La saga des représentants de l’espèce révèle, elle, un incessant perfectionnement des pouvoirs politiques, religieux et économiques tendant à imposer individuellement et collectivement des normes s’opposant toujours plus à la liberté d’existence primitive. Le règne animal n’a pas non plus échappé à cette dynamique organisatrice contraignante, soit par la capture et/ou la domestication, soit par les effets de la transformation humaine de l’environnement. De la complexité de cette architecture sociétale, il ressort la constante du rapport « domination-soumission » s’exerçant à tous les échelons d’une hiérarchie arborescente où la tension névrotique nait du désir de chacun de se libérer d’un degré de soumission en accédant à un degré de domination, aggravée par la conscience de l’urgence à accéder le plus vite possible au plus haut degré possible de domination compte tenu du degré de départ, car la vie est brève !
Cela fait déjà beaucoup de névrose. Mais il en est une qui n’a pas échappé à Freud (1856-1939) à une époque où le développement de la pensée scientifique a pu autoriser de braver les tabous et le moralisme religieux : le conflit entre la pulsion sexuelle et l’appareil institutionnel répressif.
La mythologie grecque ne s’y était pas trompée en plaçant Eros, divinité du désir sexuel, au rang des puissances primordiales d’une cosmogonie qui est au polythéisme ce que la Genèse est au judéo-christianisme : au commencement étaient Chronos, Gaïa, Ouranos et Eros.
La saga des représentants de l’espèce homo sapiens montre clairement que les pouvoirs qui instaurent l’ordre social régulateur des comportement individuels et collectifs n’ont eu de cesse d’assurer un contrôle de la pulsion sexuelle, car si celle-ci à son niveau animal vulgaire de moteur de la fonction de reproduction nécessaire à la perpétuation biologique de l’espèce servait les intérêts dudit ordre, elle pouvait être inquiétante dans son développement libre chez une « élite psychosensorielle » où elle se révèle moteur d’une « fonction créatrice » dynamisée par la pensée libérée. Or, la fonction créatrice est par essence subversive, car elle est par essence novatrice, remise en question permanente de l’ordre acquis. Pour reprendre la symbolique mythologique grecque, c’est l’action impulsive des forces dionysiennes entrainant l’impérium apollinien dans la fusion apollo-dionysienne qui est à l’élite psychosensorielle sexuellement indifférenciée, ce que le coït est à l’accouplement des hominiens tout justes issus des primates.

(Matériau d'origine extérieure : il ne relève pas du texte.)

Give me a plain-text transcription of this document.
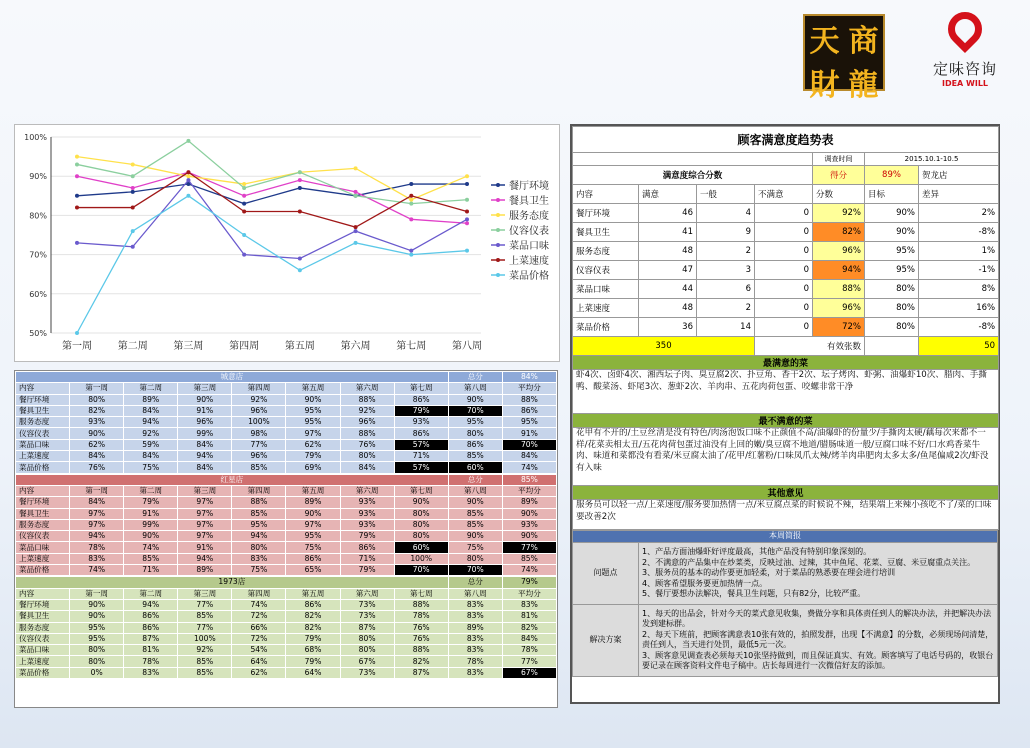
天 商
財 龍	定味咨询
IDEA WILL
50%
60%
70%
80%
90%
100%
第一周	第二周	第三周	第四周	第五周	第六周	第七周	第八周
餐厅环境
餐具卫生
服务态度
仪容仪表
菜品口味
上菜速度
菜品价格
城意店								总分	84%
内容	第一周	第二周	第三周	第四周	第五周	第六周	第七周	第八周	平均分
餐厅环境	80%	89%	90%	92%	90%	88%	86%	90%	88%
餐具卫生	82%	84%	91%	96%	95%	92%	79%	70%	86%
服务态度	93%	94%	96%	100%	95%	96%	93%	95%	95%
仪容仪表	90%	92%	99%	98%	97%	88%	86%	80%	91%
菜品口味	62%	59%	84%	77%	62%	76%	57%	86%	70%
上菜速度	84%	84%	94%	96%	79%	80%	71%	85%	84%
菜品价格	76%	75%	84%	85%	69%	84%	57%	60%	74%
红星店								总分	85%
内容	第一周	第二周	第三周	第四周	第五周	第六周	第七周	第八周	平均分
餐厅环境	84%	79%	97%	88%	89%	93%	90%	90%	89%
餐具卫生	97%	91%	97%	85%	90%	93%	80%	85%	90%
服务态度	97%	99%	97%	95%	97%	93%	80%	85%	93%
仪容仪表	94%	90%	97%	94%	95%	79%	80%	90%	90%
菜品口味	78%	74%	91%	80%	75%	86%	60%	75%	77%
上菜速度	83%	85%	94%	83%	86%	71%	100%	80%	85%
菜品价格	74%	71%	89%	75%	65%	79%	70%	70%	74%
1973店								总分	79%
内容	第一周	第二周	第三周	第四周	第五周	第六周	第七周	第八周	平均分
餐厅环境	90%	94%	77%	74%	86%	73%	88%	83%	83%
餐具卫生	90%	86%	85%	72%	82%	73%	78%	83%	81%
服务态度	95%	86%	77%	66%	82%	87%	76%	89%	82%
仪容仪表	95%	87%	100%	72%	79%	80%	76%	83%	84%
菜品口味	80%	81%	92%	54%	68%	80%	88%	83%	78%
上菜速度	80%	78%	85%	64%	79%	67%	82%	78%	77%
菜品价格	0%	83%	85%	62%	64%	73%	87%	83%	67%
顾客满意度趋势表						
				调查时间	2015.10.1-10.5	
满意度综合分数				得分	89%	贺龙店
内容	满意	一般	不满意	分数	目标	差异
餐厅环境	46	4	0	92%	90%	2%
餐具卫生	41	9	0	82%	90%	-8%
服务态度	48	2	0	96%	95%	1%
仪容仪表	47	3	0	94%	95%	-1%
菜品口味	44	6	0	88%	80%	8%
上菜速度	48	2	0	96%	80%	16%
菜品价格	36	14	0	72%	80%	-8%
350			有效张数			50
最满意的菜						
虾4次、卤虾4次、湘西坛子肉、臭豆腐2次、扑豆角、香干2次、坛子烤肉、虾粥、油爆虾10次、腊肉、手撕鸭、酸菜汤、虾尾3次、葱虾2次、羊肉串、五花肉荷包蛋、咬螺非常干净						
最不满意的菜						
花甲有不开的/土豆丝清是没有特色/肉汤泡饭口味不正颜值不高/油爆虾的份量少/手撕肉太硬/藕每次来都不一样/花菜卖相太丑/五花肉荷包蛋过油没有上回的嫩/臭豆腐不地道/腊肠味道一般/豆腐口味不好/口水鸡香菜牛肉、味道和菜都没有看菜/米豆腐太油了/花甲/红薯粉/口味凤爪太辣/烤羊肉串肥肉太多太多/鱼尾偏咸2次/虾没有入味						
其他意见						
服务员可以轻一点/上菜速度/服务要加热情一点/米豆腐点菜的时候说不辣，结果端上来辣小孩吃不了/菜的口味要改善2次						
本周简报	
问题点	1、产品方面油爆虾好评度最高，其他产品没有特别印象深刻的。
2、不满意的产品集中在炒菜类，反映过油、过辣，其中鱼尾、花菜、豆腐、米豆腐重点关注。
3、服务员的基本的动作要更加轻柔，对于菜品的熟悉要在理会进行培训
4、顾客希望服务要更加热情一点。
5、餐厅要想办法解决，餐具卫生问题，只有82分，比较严重。

解决方案	1、每天的出品会，针对今天的菜式意见收集，费做分享和具体责任到人的解决办法，并把解决办法发到建标群。
2、每天下班前，把顾客满意表10张有效的，拍照发群，出现【不满意】的分数，必须现场问清楚，责任到人，当天进行处罚，最低5元一次。
3、顾客意见调查表必须每天10张坚持做到，而且保证真实、有效。顾客填写了电话号码的，收银台要记录在顾客资料文件电子稿中。店长每周进行一次微信好友的添加。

Les pouvoirs trifonctionnels se sont efforcés d’imposer une police du sexe en invoquant aussi bien la loi divine qu’une prétendue loi naturelle pour cantonner la sexualité dans une vocation utilitaire tout au plus tempérée par une concession a minima au plaisir charnel. Les maîtres des pouvoirs, qui avaient oublié d’être sots, étaient conscients de la nécessité de ménager des soupapes permettant d’évacuer le trop plein de la tension impulsive, imaginant des rituels festifs parés malgré tout du prétexte religieux et social : ce furent les dionysies les Mystères d’Eleusis, plus tard le carnaval « chrétien », cette rupture subversive (7) du carême abstinent.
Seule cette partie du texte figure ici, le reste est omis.